# Analysis of abstracts from a paper library

Author’s note: This is an old journal entry from August 15, 2014.

One thing I really respect about my PhD advisor is his effort to stay up-to-date with the recent literature. At conferences, I always see him talking to several different grad students during the poster sessions, whereas it seems like most senior scientists make it to one or two posters before talking to other PIs. He also keeps an extensive library of journal articles that gets updated regularly. I don’t know if he actually reads every new paper, but I’m nevertheless jealous of his ability to find them. So far I’ve been dissatisfied with services designed to notify me of new articles, whether it’s an RSS feed of a major journal or an email search alert from PubMed/Google Scholar. These services are either too strict and miss relevant articles, or too lax and return way too many results. A new service called PubChase holds promise, but I don’t know how well it works. Regardless, I wanted to see if I could figure out a better way to find new, relevant articles. The first step: analyzing my advisor’s library of papers.

### Getting the raw data

My advisor’s paper library has over 13,000 files in it, and I certainly did not want open every file in order to get the raw text from the titles and abstracts. Endnote provided a way to automate this, although it wasn’t successful in extracting the abstracts from every article. I did, however, manage to create a huge text file with the titles and abstracts of 6,687 journal articles. This process was likely biased for newer papers, since I don’t think Pubmed can pull abstracts from scans, but this frankly doesn’t bother me as long as the sampling process was unbiased with respect to the article’s topic, which is hopefully the case. To begin, I used my code based on the Wordle algorithm (see previous post) to identify the 500 most common words and their relative usages. This counting ignores common English words as well as a list of special words, which I omitted somewhat arbitrarily after deciding they would be bad at identifying a paper’s unique content. For example, words like “results”, “effects”, “suggest”, “show”, and “significantly” could show up in any abstract regardless of the topic. Also, I counted each word in the title 3 times in order to give the title more weight. This technique is used by PubMed in its search algorithm, described here. Shown below is a word cloud of the final set of 500 words used for clustering.

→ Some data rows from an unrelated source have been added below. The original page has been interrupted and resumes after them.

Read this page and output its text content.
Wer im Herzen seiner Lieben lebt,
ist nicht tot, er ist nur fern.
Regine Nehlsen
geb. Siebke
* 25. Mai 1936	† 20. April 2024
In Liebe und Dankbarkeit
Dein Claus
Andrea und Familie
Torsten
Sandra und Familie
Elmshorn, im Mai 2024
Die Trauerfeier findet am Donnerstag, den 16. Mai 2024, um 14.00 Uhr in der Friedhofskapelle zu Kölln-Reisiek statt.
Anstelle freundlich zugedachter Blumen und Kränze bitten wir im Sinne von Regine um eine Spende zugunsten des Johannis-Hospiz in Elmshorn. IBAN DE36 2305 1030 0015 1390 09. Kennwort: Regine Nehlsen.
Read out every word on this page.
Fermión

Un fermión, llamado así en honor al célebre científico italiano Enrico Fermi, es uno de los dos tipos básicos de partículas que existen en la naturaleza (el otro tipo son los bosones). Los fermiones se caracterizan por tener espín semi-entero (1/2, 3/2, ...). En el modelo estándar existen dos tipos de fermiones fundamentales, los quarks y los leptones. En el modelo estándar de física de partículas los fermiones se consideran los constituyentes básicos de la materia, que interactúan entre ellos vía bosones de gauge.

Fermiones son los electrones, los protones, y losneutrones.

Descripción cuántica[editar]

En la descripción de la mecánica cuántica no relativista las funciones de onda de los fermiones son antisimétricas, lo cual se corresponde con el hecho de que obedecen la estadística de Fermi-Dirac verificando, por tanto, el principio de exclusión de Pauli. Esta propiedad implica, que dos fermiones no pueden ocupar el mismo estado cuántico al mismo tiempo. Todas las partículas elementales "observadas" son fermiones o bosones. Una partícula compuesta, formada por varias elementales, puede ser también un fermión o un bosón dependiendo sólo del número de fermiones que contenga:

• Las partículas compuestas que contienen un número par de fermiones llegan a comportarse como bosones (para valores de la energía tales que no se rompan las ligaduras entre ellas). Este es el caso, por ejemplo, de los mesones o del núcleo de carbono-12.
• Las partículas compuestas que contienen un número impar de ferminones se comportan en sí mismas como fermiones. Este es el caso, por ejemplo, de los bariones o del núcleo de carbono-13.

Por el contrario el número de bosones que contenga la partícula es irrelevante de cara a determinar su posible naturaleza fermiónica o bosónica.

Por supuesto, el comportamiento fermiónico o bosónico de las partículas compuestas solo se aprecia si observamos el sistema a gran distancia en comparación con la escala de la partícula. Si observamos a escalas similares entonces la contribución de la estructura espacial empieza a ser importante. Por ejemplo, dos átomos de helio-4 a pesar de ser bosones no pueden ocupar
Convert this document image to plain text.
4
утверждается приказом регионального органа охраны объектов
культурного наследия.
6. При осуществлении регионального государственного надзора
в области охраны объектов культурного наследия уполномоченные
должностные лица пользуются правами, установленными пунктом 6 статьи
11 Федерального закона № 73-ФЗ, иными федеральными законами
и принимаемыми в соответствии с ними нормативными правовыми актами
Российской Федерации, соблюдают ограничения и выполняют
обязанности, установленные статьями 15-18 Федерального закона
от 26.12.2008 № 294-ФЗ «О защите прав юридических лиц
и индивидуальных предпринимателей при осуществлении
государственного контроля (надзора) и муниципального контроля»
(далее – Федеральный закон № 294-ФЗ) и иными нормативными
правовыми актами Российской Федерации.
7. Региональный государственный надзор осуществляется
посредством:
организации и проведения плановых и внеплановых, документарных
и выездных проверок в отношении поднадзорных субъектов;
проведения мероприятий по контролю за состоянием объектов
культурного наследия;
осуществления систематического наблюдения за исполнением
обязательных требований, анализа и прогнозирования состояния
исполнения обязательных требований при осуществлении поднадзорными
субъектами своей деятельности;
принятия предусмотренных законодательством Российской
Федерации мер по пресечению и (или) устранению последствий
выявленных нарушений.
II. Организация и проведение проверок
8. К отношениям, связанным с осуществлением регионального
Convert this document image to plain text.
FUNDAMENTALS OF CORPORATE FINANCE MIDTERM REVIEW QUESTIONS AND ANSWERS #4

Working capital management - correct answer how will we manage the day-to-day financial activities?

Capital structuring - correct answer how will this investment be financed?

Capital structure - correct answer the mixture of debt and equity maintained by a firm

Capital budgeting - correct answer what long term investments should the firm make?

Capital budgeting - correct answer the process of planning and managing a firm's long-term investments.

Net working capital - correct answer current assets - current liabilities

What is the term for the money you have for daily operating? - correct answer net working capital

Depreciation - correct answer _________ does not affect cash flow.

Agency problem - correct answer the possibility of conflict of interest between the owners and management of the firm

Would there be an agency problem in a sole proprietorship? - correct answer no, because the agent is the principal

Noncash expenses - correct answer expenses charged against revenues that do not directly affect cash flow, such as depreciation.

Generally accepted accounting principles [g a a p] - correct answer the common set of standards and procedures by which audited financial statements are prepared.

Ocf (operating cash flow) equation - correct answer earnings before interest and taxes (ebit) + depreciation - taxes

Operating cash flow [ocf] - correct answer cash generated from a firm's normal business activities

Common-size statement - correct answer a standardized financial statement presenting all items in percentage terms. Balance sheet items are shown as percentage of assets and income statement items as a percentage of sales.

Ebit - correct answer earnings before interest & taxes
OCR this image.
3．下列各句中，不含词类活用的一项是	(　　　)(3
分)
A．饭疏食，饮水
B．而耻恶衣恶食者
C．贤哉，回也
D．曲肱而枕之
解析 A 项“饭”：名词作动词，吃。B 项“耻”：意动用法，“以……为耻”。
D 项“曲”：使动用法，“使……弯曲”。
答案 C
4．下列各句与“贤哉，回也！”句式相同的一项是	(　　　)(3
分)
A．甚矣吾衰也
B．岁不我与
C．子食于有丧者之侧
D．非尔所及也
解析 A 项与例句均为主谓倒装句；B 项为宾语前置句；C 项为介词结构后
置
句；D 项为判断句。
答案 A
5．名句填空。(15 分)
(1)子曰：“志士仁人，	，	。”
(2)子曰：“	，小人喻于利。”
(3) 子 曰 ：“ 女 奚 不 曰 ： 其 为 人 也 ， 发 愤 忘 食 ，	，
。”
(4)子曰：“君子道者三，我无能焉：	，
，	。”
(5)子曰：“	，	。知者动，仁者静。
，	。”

Word cloud of 500 most common words in extracted abstracts and titles. The font size is linearly proportional to the number of occurrences. Words appearing in an abstract were counted once, but three times in a title.

Clearly, some of the words are too small to read due to the enormous number of occurrences of  “auditory” (14,431 if you were curious). This illustrates why it is important to scale each word’s weight by its overall usage. Specifically, for document $i=1,2,\ldots,N$ and term $j=1,2,\ldots,M$, the total weight $W_{i,j}$ was calculated as the product of the global weight $G_j$ of term $j$ and the local weight $L_{i,j}$ of term $j$ in document $i$. These weights were calculated as follows, described in more detail on the PubMed website.

$W_{i,j} = L_{i,j}G_j,$
$G_j = \sqrt{\ln \left(\frac{N}{n_j}\right)}$
$L_{i,j} = \frac{10}{1+e^{\alpha\ell_i}\lambda^{k_{i,j}-1}}$

$N$ is the total number of documents (6,687), $n_j$ is the number of documents term $j$ appears in, $\ell_i$ is the total number of words in document $i$ (or 250, whichever is larger), and $k_{i,j}$ is the number of times term $j$ is in document $i$. The constants $\alpha = 0.0044$ and $\lambda = 0.7$ were given by PubMed. The total number of terms $M$ was set at 500, resulting in a set of 6,687 feature vectors of length 500 to be clustered.

Note that the above equations have two changes from the description on the PubMed website. First, the third equation above has a factor of 10 in the numerator, not 1. I added this because the local weights in my data set were originally much smaller than the global weights, skewing the clustering process. The second change was adding the square root in the second equation, which was made for the same reason. I don’t know why Pubmed’s global weights are smaller, but perhaps it is because their database of documents is much larger.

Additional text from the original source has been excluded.